Many farmers have diversified into renewable energy

The environment and climate change may not have been top of the bill in the run-up to the General Election; and President Trump may have turned his back on the worldwide transition to clean low-carbon energy.  Nevertheless, on two occasions so far this June, renewable energy technologies have accounted for around half or more of Britain's electricity needs. At the same time, grid carbon emissions have fallen below 100g per kilowatt-hour, meeting the target set by the Committee on Climate Change for 2030.

Around lunchtime on Wednesday 7 June, Britain's electricity grid was running at a steady and best-ever level of about 55% renewable power.  Solar, wind and hydro power, plus large-scale biomass generation at Drax power station added up to 19.3 gigawatts (GW) of output, even leaving out the smaller distribution-connected bioenergy like AD plants.

The Renewable Energy Association tweeted the UK's peak clean energy output:

Nearly 55% of UK electricity came from renewables between 1pm and 2pm on 7 June - estimated at 9.5 GW wind (27.2% of total electricity), 7.5 GW solar (21.4%), 1.9 GW biomass (5.3%) and 0.2 GW hydro (0.5%). Altogether, renewables accounted for over 19 GW out of about 35 GW demand.

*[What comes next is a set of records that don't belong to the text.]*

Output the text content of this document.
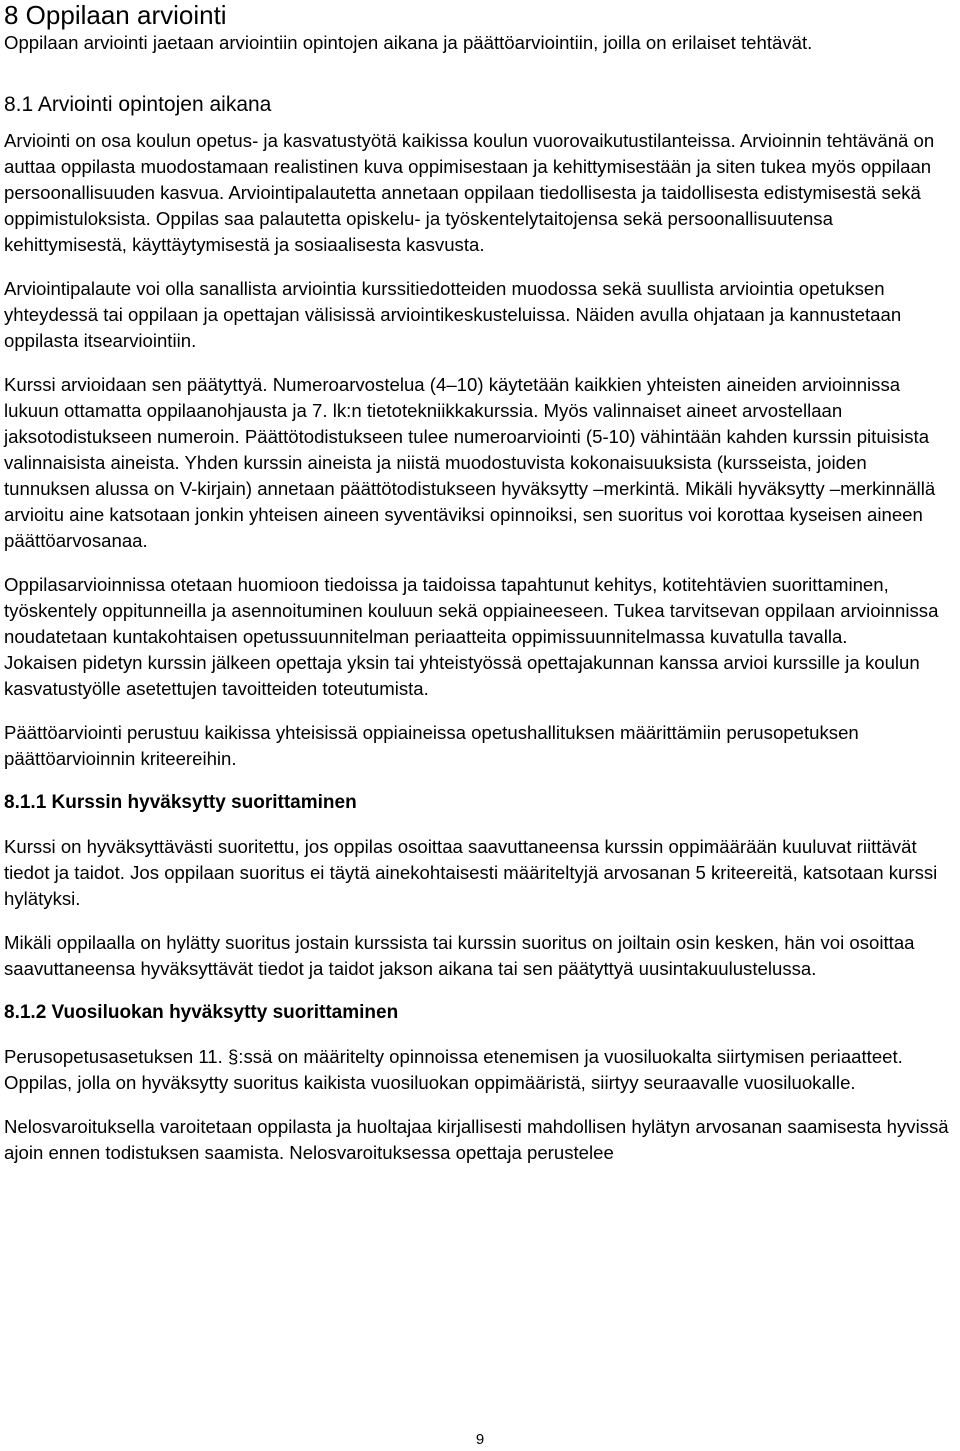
8 Oppilaan arviointi

Oppilaan arviointi jaetaan arviointiin opintojen aikana ja päättöarviointiin, joilla on erilaiset tehtävät.

8.1 Arviointi opintojen aikana

Arviointi on osa koulun opetus- ja kasvatustyötä kaikissa koulun vuorovaikutustilanteissa. Arvioinnin tehtävänä on auttaa oppilasta muodostamaan realistinen kuva oppimisestaan ja kehittymisestään ja siten tukea myös oppilaan persoonallisuuden kasvua. Arviointipalautetta annetaan oppilaan tiedollisesta ja taidollisesta edistymisestä sekä oppimistuloksista. Oppilas saa palautetta opiskelu- ja työskentelytaitojensa sekä persoonallisuutensa kehittymisestä, käyttäytymisestä ja sosiaalisesta kasvusta.

Arviointipalaute voi olla sanallista arviointia kurssitiedotteiden muodossa sekä suullista arviointia opetuksen yhteydessä tai oppilaan ja opettajan välisissä arviointikeskusteluissa. Näiden avulla ohjataan ja kannustetaan oppilasta itsearviointiin.

Kurssi arvioidaan sen päätyttyä. Numeroarvostelua (4–10) käytetään kaikkien yhteisten aineiden arvioinnissa lukuun ottamatta oppilaanohjausta ja 7. lk:n tietotekniikkakurssia. Myös valinnaiset aineet arvostellaan jaksotodistukseen numeroin. Päättötodistukseen tulee numeroarviointi (5-10) vähintään kahden kurssin pituisista valinnaisista aineista. Yhden kurssin aineista ja niistä muodostuvista kokonaisuuksista (kursseista, joiden tunnuksen alussa on V-kirjain) annetaan päättötodistukseen hyväksytty –merkintä. Mikäli hyväksytty –merkinnällä arvioitu aine katsotaan jonkin yhteisen aineen syventäviksi opinnoiksi, sen suoritus voi korottaa kyseisen aineen päättöarvosanaa.

Oppilasarvioinnissa otetaan huomioon tiedoissa ja taidoissa tapahtunut kehitys, kotitehtävien suorittaminen, työskentely oppitunneilla ja asennoituminen kouluun sekä oppiaineeseen. Tukea tarvitsevan oppilaan arvioinnissa noudatetaan kuntakohtaisen opetussuunnitelman periaatteita oppimissuunnitelmassa kuvatulla tavalla.

Jokaisen pidetyn kurssin jälkeen opettaja yksin tai yhteistyössä opettajakunnan kanssa arvioi kurssille ja koulun kasvatustyölle asetettujen tavoitteiden toteutumista.

Päättöarviointi perustuu kaikissa yhteisissä oppiaineissa opetushallituksen määrittämiin perusopetuksen päättöarvioinnin kriteereihin.

8.1.1 Kurssin hyväksytty suorittaminen

Kurssi on hyväksyttävästi suoritettu, jos oppilas osoittaa saavuttaneensa kurssin oppimäärään kuuluvat riittävät tiedot ja taidot. Jos oppilaan suoritus ei täytä ainekohtaisesti määriteltyjä arvosanan 5 kriteereitä, katsotaan kurssi hylätyksi.

Mikäli oppilaalla on hylätty suoritus jostain kurssista tai kurssin suoritus on joiltain osin kesken, hän voi osoittaa saavuttaneensa hyväksyttävät tiedot ja taidot jakson aikana tai sen päätyttyä uusintakuulustelussa.

8.1.2 Vuosiluokan hyväksytty suorittaminen

Perusopetusasetuksen 11. §:ssä on määritelty opinnoissa etenemisen ja vuosiluokalta siirtymisen periaatteet. Oppilas, jolla on hyväksytty suoritus kaikista vuosiluokan oppimääristä, siirtyy seuraavalle vuosiluokalle.

Nelosvaroituksella varoitetaan oppilasta ja huoltajaa kirjallisesti mahdollisen hylätyn arvosanan saamisesta hyvissä ajoin ennen todistuksen saamista. Nelosvaroituksessa opettaja perustelee

9
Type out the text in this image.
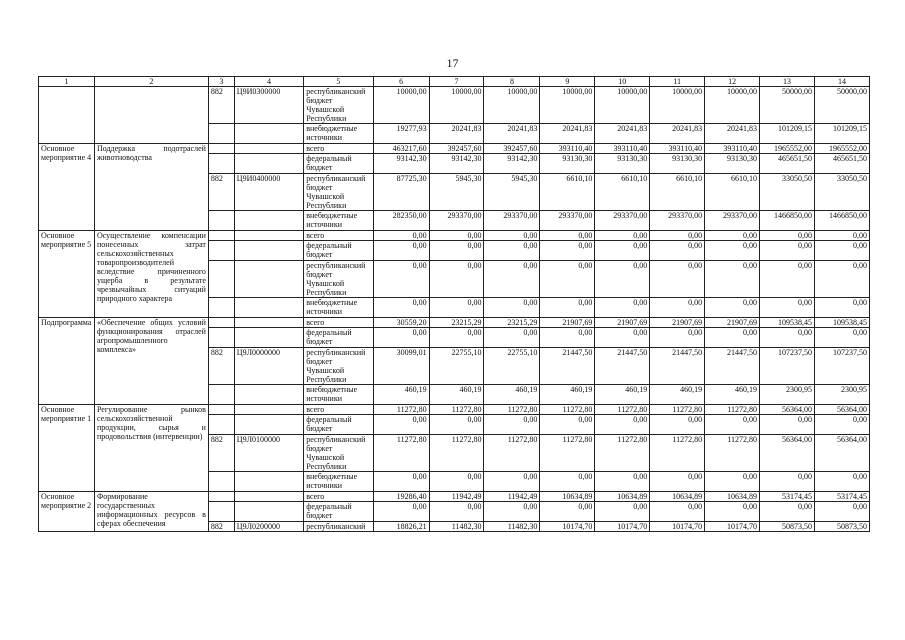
17
1	2	3	4	5	6	7	8	9	10	11	12	13	14
		882	Ц9И0300000	республиканский бюджет Чувашской Республики	10000,00	10000,00	10000,00	10000,00	10000,00	10000,00	10000,00	50000,00	50000,00
				внебюджетные источники	19277,93	20241,83	20241,83	20241,83	20241,83	20241,83	20241,83	101209,15	101209,15
Основное мероприятие 4	Поддержка подотраслей животноводства			всего	463217,60	392457,60	392457,60	393110,40	393110,40	393110,40	393110,40	1965552,00	1965552,00
				федеральный бюджет	93142,30	93142,30	93142,30	93130,30	93130,30	93130,30	93130,30	465651,50	465651,50
		882	Ц9И0400000	республиканский бюджет Чувашской Республики	87725,30	5945,30	5945,30	6610,10	6610,10	6610,10	6610,10	33050,50	33050,50
				внебюджетные источники	282350,00	293370,00	293370,00	293370,00	293370,00	293370,00	293370,00	1466850,00	1466850,00
Основное мероприятие 5	Осуществление компенсации понесенных затрат сельскохозяйственных товаропроизводителей вследствие причиненного ущерба в результате чрезвычайных ситуаций природного характера			всего	0,00	0,00	0,00	0,00	0,00	0,00	0,00	0,00	0,00
				федеральный бюджет	0,00	0,00	0,00	0,00	0,00	0,00	0,00	0,00	0,00
				республиканский бюджет Чувашской Республики	0,00	0,00	0,00	0,00	0,00	0,00	0,00	0,00	0,00
				внебюджетные источники	0,00	0,00	0,00	0,00	0,00	0,00	0,00	0,00	0,00
Подпрограмма	«Обеспечение общих условий функционирования отраслей агропромышленного комплекса»			всего	30559,20	23215,29	23215,29	21907,69	21907,69	21907,69	21907,69	109538,45	109538,45
				федеральный бюджет	0,00	0,00	0,00	0,00	0,00	0,00	0,00	0,00	0,00
		882	Ц9Л0000000	республиканский бюджет Чувашской Республики	30099,01	22755,10	22755,10	21447,50	21447,50	21447,50	21447,50	107237,50	107237,50
				внебюджетные источники	460,19	460,19	460,19	460,19	460,19	460,19	460,19	2300,95	2300,95
Основное мероприятие 1	Регулирование рынков сельскохозяйственной продукции, сырья и продовольствия (интервенции)			всего	11272,80	11272,80	11272,80	11272,80	11272,80	11272,80	11272,80	56364,00	56364,00
				федеральный бюджет	0,00	0,00	0,00	0,00	0,00	0,00	0,00	0,00	0,00
		882	Ц9Л0100000	республиканский бюджет Чувашской Республики	11272,80	11272,80	11272,80	11272,80	11272,80	11272,80	11272,80	56364,00	56364,00
				внебюджетные источники	0,00	0,00	0,00	0,00	0,00	0,00	0,00	0,00	0,00
Основное мероприятие 2	Формирование государственных информационных ресурсов в сферах обеспечения			всего	19286,40	11942,49	11942,49	10634,89	10634,89	10634,89	10634,89	53174,45	53174,45
				федеральный бюджет	0,00	0,00	0,00	0,00	0,00	0,00	0,00	0,00	0,00
		882	Ц9Л0200000	республиканский	18826,21	11482,30	11482,30	10174,70	10174,70	10174,70	10174,70	50873,50	50873,50
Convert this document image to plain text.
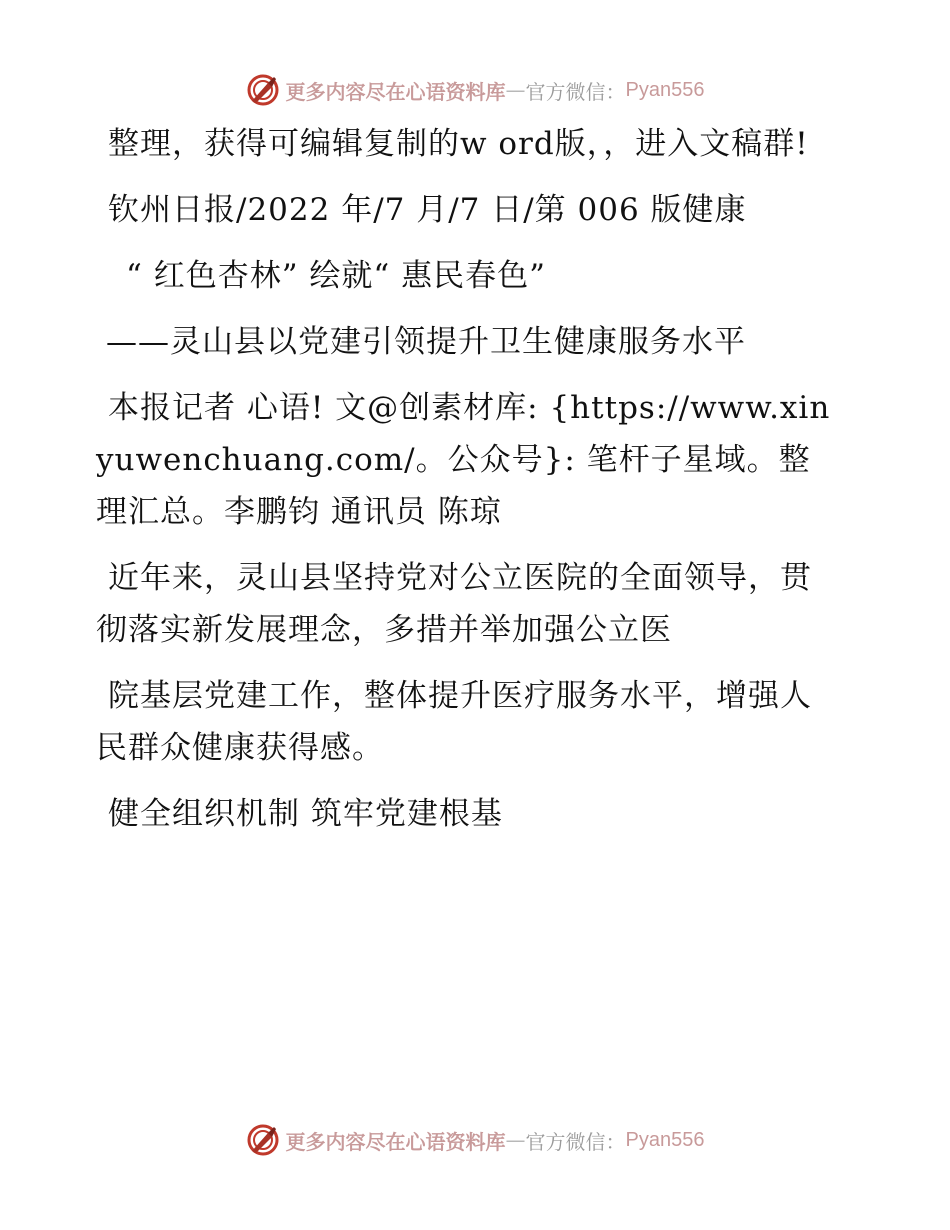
更多内容尽在心语资料库 — 官方微信： Pyan556

整理，获得可编辑复制的w ord版，，进入文稿群!

钦州日报/2022 年/7 月/7 日/第 006 版健康

“ 红色杏林” 绘就“ 惠民春色”

——灵山县以党建引领提升卫生健康服务水平

本报记者 心语! 文@创素材库: {https://www.xinyuwenchuang.com/。公众号}: 笔杆子星域。整理汇总。李鹏钧 通讯员 陈琼

近年来，灵山县坚持党对公立医院的全面领导，贯彻落实新发展理念，多措并举加强公立医

院基层党建工作，整体提升医疗服务水平，增强人民群众健康获得感。

健全组织机制 筑牢党建根基

更多内容尽在心语资料库 — 官方微信： Pyan556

Similar peaks in wind and solar output on Sunday 11 June saw grid carbon emissions below 100g per kilowatt-hour almost continuously for 11 hours from 0845 to 1945. The independent Committee on Climate Change has set this as an average target level of low-carbon electricity production for the year 2030, but it looks likely to be routinely exceeded for short periods this summer.

And there's more...

This marks a record level of "decarbonisation" of our national electricity supply.  According to the Drax Electric Insights online 'dashboard', estimated grid carbon emissions intensity fell below 100g/kWh (grammes of CO2 per kilowatt-hour) from about 2.20am to 5.30am early on 7 June, and then throughout the middle of the day from about 10.45am to 3.15pm. And it happened again on Sunday 11 June!

Such a level of UK electricity supply decarbonisation is what the independent Committee on Climate Change has recommended should be achieved (on average) by the year 2030. 

Getting there some 13 years early, even if only for a few hours at a time, shows that this low-carbon electricity goal is certainly an attainable one.